I have discussed plasma versus urine metanephrines in the past. Recently a few doctors asked me this question again. I figure that if some doctors are not clear whether to order plasma or urine metanephrines, patients probably also want to know the pros and cons of plasma and urine metanephrines.
      First of all, both tests are great. If your local area only offers one of them, take it. If your local area offers both tests, which one is better? Shall you do both? My personal preference is plasma metanephrines. The plasma test is convenient and can be done to any patient at any time. The only small drawback is the blood draw itself. If you really hate needles, the plasma test could be an issue. The urine test offers no practical advantage over the plasma test. In theory and in earlier reports, the urine test is less prone to false positive results. In real clinical practice, the urine test and the plasma test perform similarly. The urine test is laborious to collect (24-hour urine is required), not reliable in patients with kidney problems, and hard to do in children. Lastly, the urine test results have to be corrected by urine creatinine. I have seen patients who passed ~5 liters of urine in 24 hours; of course the metanephrines levels are higher simply because of the large urine volume. The results usually are more accurate after they are divided by the total amount of creatinine in the urine. Again I want to emphasize that I personally don’t see why one would need the urine metanephrines for pheo diagnosis if plasma test is available. There is also no need to do both tests.
       
Dr. Pheo

Saturday, July 28, 2018

In case I missed your questions...

Only a few days ago, did I realize that I had missed several questions from the Dr. Pheo blog. I have not received any email alerts on new questions since late May 2018. Initially I thought perhaps it was summer time or perhaps readers found answers from previous posts. Then I saw a few comments on the blog a few days ago. That was strange because I was supposed to get email alters on new comments. I certainly did not change any settings and I checked again and found all the settings were the same.

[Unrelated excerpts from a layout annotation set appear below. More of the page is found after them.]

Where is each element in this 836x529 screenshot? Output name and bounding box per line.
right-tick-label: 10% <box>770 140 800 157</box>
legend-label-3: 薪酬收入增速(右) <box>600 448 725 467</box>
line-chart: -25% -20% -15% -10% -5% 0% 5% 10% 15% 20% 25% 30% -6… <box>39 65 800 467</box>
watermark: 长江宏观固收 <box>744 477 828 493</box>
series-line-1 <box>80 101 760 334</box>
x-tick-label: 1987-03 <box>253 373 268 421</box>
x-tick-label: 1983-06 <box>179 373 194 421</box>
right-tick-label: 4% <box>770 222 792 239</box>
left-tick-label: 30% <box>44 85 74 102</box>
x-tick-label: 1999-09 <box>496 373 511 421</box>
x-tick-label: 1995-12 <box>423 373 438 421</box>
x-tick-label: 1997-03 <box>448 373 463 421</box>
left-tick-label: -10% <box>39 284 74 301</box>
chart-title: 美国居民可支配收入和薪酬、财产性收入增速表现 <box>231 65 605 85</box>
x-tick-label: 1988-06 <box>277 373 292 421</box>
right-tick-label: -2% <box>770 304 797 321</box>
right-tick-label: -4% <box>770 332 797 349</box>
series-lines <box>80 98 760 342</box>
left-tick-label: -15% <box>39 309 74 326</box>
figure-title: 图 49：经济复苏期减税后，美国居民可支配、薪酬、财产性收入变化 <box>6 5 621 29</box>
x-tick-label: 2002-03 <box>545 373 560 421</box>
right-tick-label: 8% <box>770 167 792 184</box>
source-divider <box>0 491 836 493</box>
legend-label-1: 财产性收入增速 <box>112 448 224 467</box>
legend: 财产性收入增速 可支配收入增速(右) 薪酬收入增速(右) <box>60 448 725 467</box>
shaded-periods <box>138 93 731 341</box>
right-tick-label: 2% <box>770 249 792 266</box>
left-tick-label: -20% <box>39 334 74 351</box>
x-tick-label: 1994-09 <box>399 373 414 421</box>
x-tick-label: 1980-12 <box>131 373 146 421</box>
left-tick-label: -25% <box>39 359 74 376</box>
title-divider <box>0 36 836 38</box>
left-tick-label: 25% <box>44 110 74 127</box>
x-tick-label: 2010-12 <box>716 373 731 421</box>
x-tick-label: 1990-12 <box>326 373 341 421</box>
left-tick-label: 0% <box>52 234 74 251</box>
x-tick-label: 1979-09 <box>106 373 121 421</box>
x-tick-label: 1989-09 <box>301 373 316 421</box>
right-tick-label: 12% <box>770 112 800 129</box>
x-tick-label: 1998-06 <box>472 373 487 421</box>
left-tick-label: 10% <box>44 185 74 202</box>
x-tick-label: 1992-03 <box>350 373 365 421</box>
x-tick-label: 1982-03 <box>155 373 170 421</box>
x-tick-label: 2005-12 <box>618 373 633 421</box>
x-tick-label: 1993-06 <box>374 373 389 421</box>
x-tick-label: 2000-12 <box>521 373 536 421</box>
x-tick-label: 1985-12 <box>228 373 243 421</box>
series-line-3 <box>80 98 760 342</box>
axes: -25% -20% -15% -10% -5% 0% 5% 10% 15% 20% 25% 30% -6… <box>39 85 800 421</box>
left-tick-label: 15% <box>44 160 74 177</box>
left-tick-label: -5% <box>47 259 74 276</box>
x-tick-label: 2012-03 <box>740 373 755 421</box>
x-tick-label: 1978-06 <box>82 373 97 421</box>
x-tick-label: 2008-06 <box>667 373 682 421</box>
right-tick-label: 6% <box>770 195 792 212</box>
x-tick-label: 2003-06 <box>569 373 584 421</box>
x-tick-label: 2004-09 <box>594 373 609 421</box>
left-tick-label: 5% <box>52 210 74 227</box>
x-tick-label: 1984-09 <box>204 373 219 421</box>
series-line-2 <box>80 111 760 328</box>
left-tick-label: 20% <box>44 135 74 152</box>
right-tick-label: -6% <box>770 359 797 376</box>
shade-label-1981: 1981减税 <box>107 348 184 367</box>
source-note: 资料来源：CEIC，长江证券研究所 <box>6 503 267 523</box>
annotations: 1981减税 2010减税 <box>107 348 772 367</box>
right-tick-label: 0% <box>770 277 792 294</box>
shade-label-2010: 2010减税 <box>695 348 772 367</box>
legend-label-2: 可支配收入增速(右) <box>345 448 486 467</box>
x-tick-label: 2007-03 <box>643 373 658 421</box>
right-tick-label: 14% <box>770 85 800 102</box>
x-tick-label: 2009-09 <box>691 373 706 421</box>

Then I googled the problem. Wow, so many other bloggers had similar problems. It looked like Google Blogger required bloggers to re-consent receiving email alerts. The bottom line is that I can now receive email alerts of your questions. If you posted questions in late May or after, and did not receive answers from me, please post your questions again if you still need the answers.

Dr. Pheo

Thursday, June 28, 2018

Incidental pheo (?) found by DOTATATE PET

Whenever a new imaging method is used widely, incidental findings from it are encountered. The new Ga-68 DOTATATE PET is no exception. It is well known that DOTATATE signals are normally found in the pituitary, salivary glands, thyroid, liver, spleen, and adrenal glands. Some people may also have signals in the pancreas.
      Although the adrenal glands are known to be lit up by DOTATATE PET, the signal from normal adrenal glands is usually low. A technical jargon called the standard uptake value (SUV) quantitatively describes the intensity of PET signals. Unfortunately, different machines give out different SUVs on the same organ of the same patient. The SUV thus has relative importance only in the same patient using the same machine.
      I saw a patient recently. She had another kind of neuroendocrine tumor and did a DOTATATE PET. The PET showed she had strong signal on one adrenal gland (SUV ~8) while the other adrenal gland had normal signal (SUV ~2). CT showed a tiny nodule in the adrenal gland with strong PET signal. Is this a metastatic lesion of the other neuroendocrine tumor? Or is it a tiny pheo that is incidentally found by the DOATATE PET? Either adrenal metastasis from neuroendocrine tumor or pheo is rare. Based on a variety of factors, I favor she has a tiny pheo. There are no convincing ways to prove either diagnosis. Only time will tell.